Not really. The question is merely which door/prisoner is more likely to have the car/execution.

Well, it's essential to the analysis. So, let's say they're wearing different coloured burkas and they can change them, should he? If he was picked for execution, then switching burkas saves him. If pink was picked, then swapping.kills you. Orange wasn't picked as we've been told.
I think the difference is that there is a difference between the "doors". In Monty Hall, "one of the other doors" reveals no car, but in this case, it's a specific burka.

Consider an intestine bug which lives in the guts of prisoner Green. Given the piece of info Green is given is it better for the bug to change its host to Pink or stay in Green? That's exactly monty hall mate.

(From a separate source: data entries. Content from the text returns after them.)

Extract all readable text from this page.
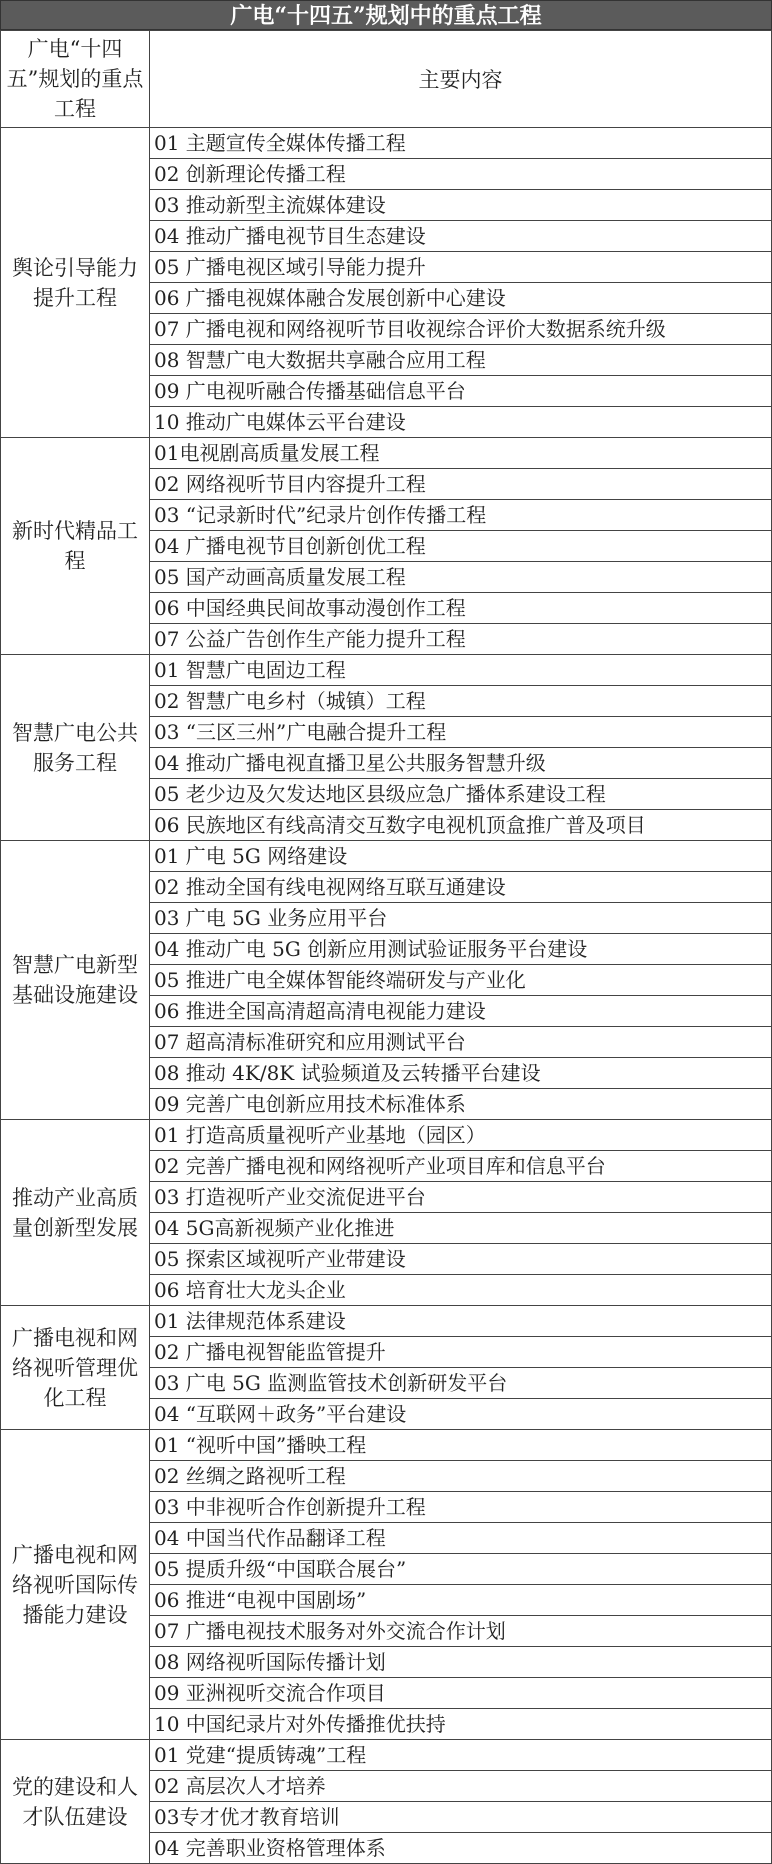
广电“十四五”规划中的重点工程
广电“十四五”规划的重点工程	主要内容
舆论引导能力提升工程	01 主题宣传全媒体传播工程
	02 创新理论传播工程
	03 推动新型主流媒体建设
	04 推动广播电视节目生态建设
	05 广播电视区域引导能力提升
	06 广播电视媒体融合发展创新中心建设
	07 广播电视和网络视听节目收视综合评价大数据系统升级
	08 智慧广电大数据共享融合应用工程
	09 广电视听融合传播基础信息平台
	10 推动广电媒体云平台建设
新时代精品工程	01电视剧高质量发展工程
	02 网络视听节目内容提升工程
	03 “记录新时代”纪录片创作传播工程
	04 广播电视节目创新创优工程
	05 国产动画高质量发展工程
	06 中国经典民间故事动漫创作工程
	07 公益广告创作生产能力提升工程
智慧广电公共服务工程	01 智慧广电固边工程
	02 智慧广电乡村（城镇）工程
	03 “三区三州”广电融合提升工程
	04 推动广播电视直播卫星公共服务智慧升级
	05 老少边及欠发达地区县级应急广播体系建设工程
	06 民族地区有线高清交互数字电视机顶盒推广普及项目
智慧广电新型基础设施建设	01 广电 5G 网络建设
	02 推动全国有线电视网络互联互通建设
	03 广电 5G 业务应用平台
	04 推动广电 5G 创新应用测试验证服务平台建设
	05 推进广电全媒体智能终端研发与产业化
	06 推进全国高清超高清电视能力建设
	07 超高清标准研究和应用测试平台
	08 推动 4K/8K 试验频道及云转播平台建设
	09 完善广电创新应用技术标准体系
推动产业高质量创新型发展	01 打造高质量视听产业基地（园区）
	02 完善广播电视和网络视听产业项目库和信息平台
	03 打造视听产业交流促进平台
	04 5G高新视频产业化推进
	05 探索区域视听产业带建设
	06 培育壮大龙头企业
广播电视和网络视听管理优化工程	01 法律规范体系建设
	02 广播电视智能监管提升
	03 广电 5G 监测监管技术创新研发平台
	04 “互联网＋政务”平台建设
广播电视和网络视听国际传播能力建设	01 “视听中国”播映工程
	02 丝绸之路视听工程
	03 中非视听合作创新提升工程
	04 中国当代作品翻译工程
	05 提质升级“中国联合展台”
	06 推进“电视中国剧场”
	07 广播电视技术服务对外交流合作计划
	08 网络视听国际传播计划
	09 亚洲视听交流合作项目
	10 中国纪录片对外传播推优扶持
党的建设和人才队伍建设	01 党建“提质铸魂”工程
	02 高层次人才培养
	03专才优才教育培训
	04 完善职业资格管理体系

It doesn't matter if the bug changes or not. There are only 2 situations to consider, Pink gets killed and Green gets killed and they're equally likely. Let me sketch Monty Hall's three situations
Your door is right: switching loses.
First other door is right: switching wins.
Second other door is right: switching wins.
in this case we have two situations
Pink dies, switching kills you.
Green dies, switching saves you.

We can make the intestine bug story more coherent. Assume there's another intestine bug which prays on dead bodies and will die within a day if it doesn't eat dead person. He sits in Green and hears the conversation with the trooper. Now should the bug change its host to Pink? Yes it should

Maybe I need to start earlier in the process. So the chance green was chosen is 1/3, then the chance that the guard tells him it's orange is 1/2 so it's 1/6 total. The chance that pink was chosen is 1/3 but then the chance that the guard tells him it's orange is 1, because he can't tell him his own fate, with a total chance of 1/3.

The problem with appeal to intuition is that intuition can lead you wildly astray, your various reformulations did nothing to help me understand it.

My aim wasn't appeal to your intuition but rather translate the problem to the Monty hall setting so that you see its the same. Lemme try once again. You are a bug which chooses a host to die and you will pray on it. The choice is random and you choose each host with probability 1/3. Let's assume you chose Green. Your host approaches the trooper and the trooper says that he cannot say anything about Green but says Orange lives (it's like saying door 3 is without the car if you chose door 1). Now you as the bug are given a choice to either stay with your host or change the host to Pink. What do you do? It's better to change just like in monty hall.

Why nobody at my school taught maths via LEGO?!!

You should have attended lessons at our school ;).

Is there anything continous in this world ;)?